Ray Gastil is a city planning and urban design consultant who has served as a city planning director in Seattle and Manhattan. His work focuses on the culture of cities.

C200: Who Needs Cities?

March 17, 2011
by Gene Duvernoy

< Cities need to be welcoming to all - such as this sidewalk scene from Seattle’s Capitol Hill; photo: Bradley Hanson >

I’m now told that cities are necessary to save the planet. Let’s get this straight. Nature doesn’t need our cities. Nature will bound across the countless fronts opened by what may be the latest great die-off. Time will move on, there’ll be a spanking new world ecology, and our heedless tenure will be so last geologic era.
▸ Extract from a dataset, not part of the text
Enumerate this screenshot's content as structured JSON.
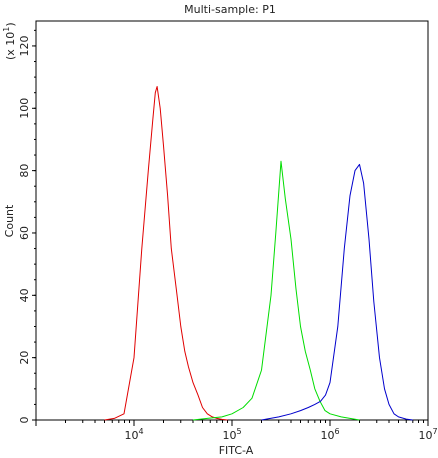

Now that we’re past this bit of hubris, let’s get over our ambivalence and admit it is we who need cities. Desperately. We are busy adding 175 thousand people a day to the 6.9 billion people already here. At this mind boggling rate, cities are the best way to not become the next late, great bipedal species.

Cities inherently are an efficient way for us to live. They reduce growth pressure on our farm, forest and wild landscapes so these lands continue to do what they do best—provide the life support that we now call eco-system services. Cites can intensively aggregate capital needed for infrastructure to mitigate our untidy existence from solid waste to air pollution.

So let’s try out something new: promise. Let’s fulfill the promise of building cities people are drawn too, worthy of our children, and welcoming to all. Places of grace that have room for nature alongside and within.

Success will need strong civic institutions. The payoff will be a stronger civic life. Learning to live well in our built environment will help us all to live better together.


Gene Duvernoy is President of the Cascade Land Conservancy.